The long march to Unicode: a digital approach to variability in Icibemba orthography
Abstract
The study examined the orthography of Icibemba, a Bantu language spoken in Zambia
and Congo─Kinshasa. The findings recommended adopting Unicode standards wherever
different letters (graphemes) represented the same speech sound (allophone). For
example, the monograph symbol <c> and the digraph symbol <ch> represented the
same speech sound, i.e. the voiceless affricate <ch> as in batch (IPA [tʃ]), the starred
form (*) being inconsistent
Cl.3/4 <umucila>→ [umucila] → /u─mu─cila/’tail’
Cl.3/4 *<umuchila> → [umucila] → /u─mu─cila/’tail’
Secondly, the monograph symbol <V > and the digraph symbol <VV> were not being
used to distinguish short and long vowels, contrary to the syllable structure of Icibemba
Cl.14 <ubuuci> → [uβuci] → /u─bu─uci/’honey’
Cl.14 *<ubuchi> → [uβuci] → /u─bu─uci/’honey’
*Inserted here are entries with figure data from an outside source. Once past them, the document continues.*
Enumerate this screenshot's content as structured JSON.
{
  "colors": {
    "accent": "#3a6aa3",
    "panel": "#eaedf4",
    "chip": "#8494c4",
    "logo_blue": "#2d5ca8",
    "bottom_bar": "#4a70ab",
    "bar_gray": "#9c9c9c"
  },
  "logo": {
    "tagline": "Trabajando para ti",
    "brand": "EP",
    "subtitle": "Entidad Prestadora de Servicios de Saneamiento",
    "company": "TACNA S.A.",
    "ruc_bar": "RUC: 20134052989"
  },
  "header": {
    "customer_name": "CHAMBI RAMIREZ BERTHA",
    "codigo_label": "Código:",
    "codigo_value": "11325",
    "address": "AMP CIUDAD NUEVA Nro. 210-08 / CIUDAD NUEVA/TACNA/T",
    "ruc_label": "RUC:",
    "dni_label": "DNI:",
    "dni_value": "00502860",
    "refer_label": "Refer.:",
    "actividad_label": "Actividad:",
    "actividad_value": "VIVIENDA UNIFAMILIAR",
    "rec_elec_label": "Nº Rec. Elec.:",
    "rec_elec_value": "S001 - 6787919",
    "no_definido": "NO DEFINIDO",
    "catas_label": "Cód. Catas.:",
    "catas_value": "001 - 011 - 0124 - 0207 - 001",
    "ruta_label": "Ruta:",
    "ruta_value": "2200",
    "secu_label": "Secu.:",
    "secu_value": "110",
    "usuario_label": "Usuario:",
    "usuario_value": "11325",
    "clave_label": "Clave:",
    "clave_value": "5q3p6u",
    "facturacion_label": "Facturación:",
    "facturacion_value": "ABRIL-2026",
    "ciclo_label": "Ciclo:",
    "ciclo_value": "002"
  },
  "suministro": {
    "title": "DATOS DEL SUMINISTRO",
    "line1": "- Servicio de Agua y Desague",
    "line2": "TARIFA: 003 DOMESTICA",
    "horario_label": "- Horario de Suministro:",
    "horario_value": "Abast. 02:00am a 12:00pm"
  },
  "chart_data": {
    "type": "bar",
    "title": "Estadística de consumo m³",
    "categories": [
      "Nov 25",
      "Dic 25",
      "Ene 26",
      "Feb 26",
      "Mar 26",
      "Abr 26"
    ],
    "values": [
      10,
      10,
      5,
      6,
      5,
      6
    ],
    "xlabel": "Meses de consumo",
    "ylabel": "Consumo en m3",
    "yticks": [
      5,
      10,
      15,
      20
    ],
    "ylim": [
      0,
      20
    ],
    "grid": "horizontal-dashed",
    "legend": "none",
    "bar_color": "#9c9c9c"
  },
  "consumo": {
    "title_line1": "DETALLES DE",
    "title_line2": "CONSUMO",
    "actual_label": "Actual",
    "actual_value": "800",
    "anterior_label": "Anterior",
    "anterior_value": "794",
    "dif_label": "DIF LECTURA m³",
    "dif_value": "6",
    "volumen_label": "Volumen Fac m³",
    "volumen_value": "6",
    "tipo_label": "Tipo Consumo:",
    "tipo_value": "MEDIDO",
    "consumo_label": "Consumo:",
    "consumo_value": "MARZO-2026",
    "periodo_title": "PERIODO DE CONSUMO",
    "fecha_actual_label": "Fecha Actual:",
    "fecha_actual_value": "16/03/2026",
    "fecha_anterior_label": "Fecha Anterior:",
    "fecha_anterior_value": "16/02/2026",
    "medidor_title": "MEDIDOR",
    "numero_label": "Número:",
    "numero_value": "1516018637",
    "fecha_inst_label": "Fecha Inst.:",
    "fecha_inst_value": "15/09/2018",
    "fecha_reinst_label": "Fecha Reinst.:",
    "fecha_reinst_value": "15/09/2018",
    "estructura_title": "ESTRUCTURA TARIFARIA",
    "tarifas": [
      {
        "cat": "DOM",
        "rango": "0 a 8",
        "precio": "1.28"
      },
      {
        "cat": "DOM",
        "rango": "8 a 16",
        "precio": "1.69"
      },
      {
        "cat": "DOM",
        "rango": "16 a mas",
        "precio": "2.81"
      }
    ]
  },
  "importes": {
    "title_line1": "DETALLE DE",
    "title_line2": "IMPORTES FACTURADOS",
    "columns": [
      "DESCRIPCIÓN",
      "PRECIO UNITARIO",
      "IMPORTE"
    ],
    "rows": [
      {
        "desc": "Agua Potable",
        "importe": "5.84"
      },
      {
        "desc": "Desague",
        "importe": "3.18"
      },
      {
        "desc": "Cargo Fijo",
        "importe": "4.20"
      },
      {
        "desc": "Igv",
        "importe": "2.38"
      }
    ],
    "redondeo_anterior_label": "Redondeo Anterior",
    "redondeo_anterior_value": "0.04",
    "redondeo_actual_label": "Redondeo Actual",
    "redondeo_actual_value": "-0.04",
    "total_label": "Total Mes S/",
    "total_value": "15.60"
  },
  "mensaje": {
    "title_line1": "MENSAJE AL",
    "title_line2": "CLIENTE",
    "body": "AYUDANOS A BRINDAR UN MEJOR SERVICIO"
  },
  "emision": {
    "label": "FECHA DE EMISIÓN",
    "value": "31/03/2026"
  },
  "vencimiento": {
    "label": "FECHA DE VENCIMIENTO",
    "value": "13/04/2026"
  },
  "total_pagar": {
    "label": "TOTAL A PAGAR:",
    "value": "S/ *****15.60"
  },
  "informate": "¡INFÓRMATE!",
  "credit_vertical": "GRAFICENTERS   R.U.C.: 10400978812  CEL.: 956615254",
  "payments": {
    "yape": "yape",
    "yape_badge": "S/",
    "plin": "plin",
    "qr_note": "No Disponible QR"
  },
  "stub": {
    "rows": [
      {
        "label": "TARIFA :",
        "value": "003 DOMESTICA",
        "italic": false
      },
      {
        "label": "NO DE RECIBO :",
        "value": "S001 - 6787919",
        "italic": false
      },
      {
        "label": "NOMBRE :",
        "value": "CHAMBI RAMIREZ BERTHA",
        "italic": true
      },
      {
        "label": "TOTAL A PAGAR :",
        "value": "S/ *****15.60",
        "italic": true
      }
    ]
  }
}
Thirdly, certain graphemes represented allophones in an irregular manner by ignoring
the existence of more suitable options dictated by the particular structural environment.
Examples included
(1) The use of <r> instead of <l>
*< Mporokoso> → <Mpolokoso> → [mpolokoso] → /Ø–mpolokoso/’a district in
northern Zambia’;
(2) The use of <w> instead of <b>
*< Luwingu> → <Lubingu> → [luβingu] → /Ø–luβingu/’a district in northern Zambia’.